Kanji-kana ratio for stylometry?Posted: February 6, 2019
I ended my blogpost on hiragana frequency as a stylometric indicator with the remark that, rather than the frequency distribution of different hiragana in the text, the ratio of kana to kanji is used as one of several key characteristics in actual stylometric analysis of Japanese texts. I was curious to find out if this number alone could tell us something about the 4 manga text samples in question (2 randomly selected scenes from Katsuhiro Ōtomo’s Akira and 2 series from Morning magazine, Miko Yasu’s Hakozume and Rito Asami’s Ichikei no karasu – in the following text referred to as A1, A2, M1 and M2, respectively). My intuition was that the results wouldn’t be meaningful because the samples were too small, but let’s see:
This time I chose a sample size of 200 characters (hiragana, katakana, and kanji) per text.
Among the first 200 characters in A1 (i.e. Akira vol. 5, p. 16), there are 113 hiragana, 42 katakana and 45 kanji. This results in a kanji-kana ratio of 45 : (113 + 42) = 0.29.
In A2 (Akira vol. 3, pp. 125 ff.), the first 200 characters comprise of 126 hiragana, 34 katakana, and 40 kanji, i.e. the kanji-kana ratio is 0.25.
In M1, there are 122 hiragana, 9 katakana, and 69 kanji, resulting in a kanji-kana ratio of 0.52.
In M2, there are 117 hiragana, 0 katakana, and 83 kanji, resulting in a kanji-kana ratio of 0.71!
Thus this time the authorship attribution seems to have worked: the two Ōtomo samples have an almost identical score, whereas those of the two Morning samples are completely different. Interestingly, this result contradicts the interpretation from the earlier blogpost in which I had suggested that the scientists in Akira and the lawyers in Karasu have similar ways of talking. The difference in the kanji-kana ratio between Akira and the two Morning manga, though, is explained not only through the more frequent use of kanji in the latter, but also through the vast differences in katakana usage (note that only characters in proper word balloons, i.e. dialogue, are counted, not sound effects).

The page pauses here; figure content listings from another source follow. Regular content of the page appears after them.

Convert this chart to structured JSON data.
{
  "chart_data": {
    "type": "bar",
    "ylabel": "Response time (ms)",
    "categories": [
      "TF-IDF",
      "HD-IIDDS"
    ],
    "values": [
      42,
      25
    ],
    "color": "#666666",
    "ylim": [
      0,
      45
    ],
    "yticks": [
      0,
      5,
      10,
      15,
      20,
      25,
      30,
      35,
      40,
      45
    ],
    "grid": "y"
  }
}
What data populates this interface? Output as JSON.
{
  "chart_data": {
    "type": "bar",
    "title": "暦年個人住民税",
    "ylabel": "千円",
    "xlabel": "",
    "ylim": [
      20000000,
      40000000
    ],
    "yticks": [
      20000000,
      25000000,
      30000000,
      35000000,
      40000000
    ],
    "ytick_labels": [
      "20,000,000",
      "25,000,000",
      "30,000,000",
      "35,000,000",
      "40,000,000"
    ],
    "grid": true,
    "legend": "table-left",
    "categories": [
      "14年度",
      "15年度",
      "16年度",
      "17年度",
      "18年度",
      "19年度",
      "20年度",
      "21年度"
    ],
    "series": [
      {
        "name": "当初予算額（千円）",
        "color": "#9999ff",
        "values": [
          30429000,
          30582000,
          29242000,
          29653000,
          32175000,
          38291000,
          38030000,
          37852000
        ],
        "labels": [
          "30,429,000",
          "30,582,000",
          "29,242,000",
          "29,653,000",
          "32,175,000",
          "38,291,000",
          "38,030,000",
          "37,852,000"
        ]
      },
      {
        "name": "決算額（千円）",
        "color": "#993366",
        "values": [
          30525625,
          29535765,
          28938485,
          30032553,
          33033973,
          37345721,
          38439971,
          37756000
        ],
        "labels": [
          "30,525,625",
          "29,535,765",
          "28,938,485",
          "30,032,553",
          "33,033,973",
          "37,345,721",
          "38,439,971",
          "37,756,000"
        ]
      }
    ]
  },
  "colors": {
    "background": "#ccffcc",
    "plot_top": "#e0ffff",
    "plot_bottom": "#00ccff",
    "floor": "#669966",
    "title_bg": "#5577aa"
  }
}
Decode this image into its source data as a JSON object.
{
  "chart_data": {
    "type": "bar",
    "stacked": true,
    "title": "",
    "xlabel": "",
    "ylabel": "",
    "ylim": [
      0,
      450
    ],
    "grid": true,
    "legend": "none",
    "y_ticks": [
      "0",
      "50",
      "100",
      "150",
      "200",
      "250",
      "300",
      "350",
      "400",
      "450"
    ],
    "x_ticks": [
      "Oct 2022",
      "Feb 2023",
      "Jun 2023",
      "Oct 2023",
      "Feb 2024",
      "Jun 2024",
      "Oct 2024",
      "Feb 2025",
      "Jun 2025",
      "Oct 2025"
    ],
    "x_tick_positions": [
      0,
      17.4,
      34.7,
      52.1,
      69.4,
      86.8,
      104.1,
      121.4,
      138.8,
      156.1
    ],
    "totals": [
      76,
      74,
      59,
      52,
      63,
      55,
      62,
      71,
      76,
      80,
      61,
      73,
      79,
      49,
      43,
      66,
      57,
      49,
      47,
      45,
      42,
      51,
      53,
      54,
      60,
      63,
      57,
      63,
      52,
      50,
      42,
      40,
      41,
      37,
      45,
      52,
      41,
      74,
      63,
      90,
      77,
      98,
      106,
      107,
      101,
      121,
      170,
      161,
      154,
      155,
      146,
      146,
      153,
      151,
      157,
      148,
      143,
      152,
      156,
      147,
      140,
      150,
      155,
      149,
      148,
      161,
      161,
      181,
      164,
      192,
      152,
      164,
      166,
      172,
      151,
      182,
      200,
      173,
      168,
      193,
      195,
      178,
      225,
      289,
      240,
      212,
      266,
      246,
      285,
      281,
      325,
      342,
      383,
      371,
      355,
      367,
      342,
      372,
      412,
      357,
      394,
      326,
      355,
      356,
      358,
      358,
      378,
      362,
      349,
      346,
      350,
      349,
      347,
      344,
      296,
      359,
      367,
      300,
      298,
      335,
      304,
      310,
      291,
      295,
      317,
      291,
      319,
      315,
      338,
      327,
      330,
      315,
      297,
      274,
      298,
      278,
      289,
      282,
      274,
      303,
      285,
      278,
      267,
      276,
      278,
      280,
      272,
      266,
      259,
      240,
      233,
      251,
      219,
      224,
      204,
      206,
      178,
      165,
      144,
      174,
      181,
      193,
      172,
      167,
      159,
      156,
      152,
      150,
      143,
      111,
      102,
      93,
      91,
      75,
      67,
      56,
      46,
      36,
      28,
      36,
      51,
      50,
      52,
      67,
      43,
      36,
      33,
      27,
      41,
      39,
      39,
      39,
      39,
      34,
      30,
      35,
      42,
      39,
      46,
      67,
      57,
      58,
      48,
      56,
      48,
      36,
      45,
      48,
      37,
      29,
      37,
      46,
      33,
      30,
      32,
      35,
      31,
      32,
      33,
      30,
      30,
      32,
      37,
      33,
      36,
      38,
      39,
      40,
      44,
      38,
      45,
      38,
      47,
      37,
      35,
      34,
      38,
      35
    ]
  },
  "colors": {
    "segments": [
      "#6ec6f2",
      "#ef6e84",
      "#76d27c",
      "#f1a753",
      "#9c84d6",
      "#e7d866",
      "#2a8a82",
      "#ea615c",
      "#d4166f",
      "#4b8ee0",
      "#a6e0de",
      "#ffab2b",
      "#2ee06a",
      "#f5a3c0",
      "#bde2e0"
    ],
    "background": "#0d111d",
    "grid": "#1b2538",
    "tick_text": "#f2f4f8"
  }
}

Ōtomo uses katakana for two different purposes: in A1 mainly to reproduce the names of the foreign researchers, and in A2 to stretch syllables otherwise written in hiragana at the end of words, e.g. なにィ nanii (“whaaat?”) or 何だァ nandaa (“what is iiit?”). Therefore the similarity of the character use in the two Akira samples is superficial only and the pure numbers somewhat misleading. On the other hand, it makes sense that an action-packed scene such as A2 contains less than half as many kanji as the courtroom dialogue in M2; in A2 there are more simple, colloquial words for which the hiragana spelling is more common, e.g. くそう kusou (“shit!”) or うるせェ urusee (“quiet!”), whereas technical terms such as 被告人 hikokunin (“defendant”) in M2 are more clearly and commonly expressed in kanji.
In the end, the old rule applies: only with a large number of sample texts, with a large size of each sample, and through a combination of several different metrics can such stylometric approaches possibly succeed.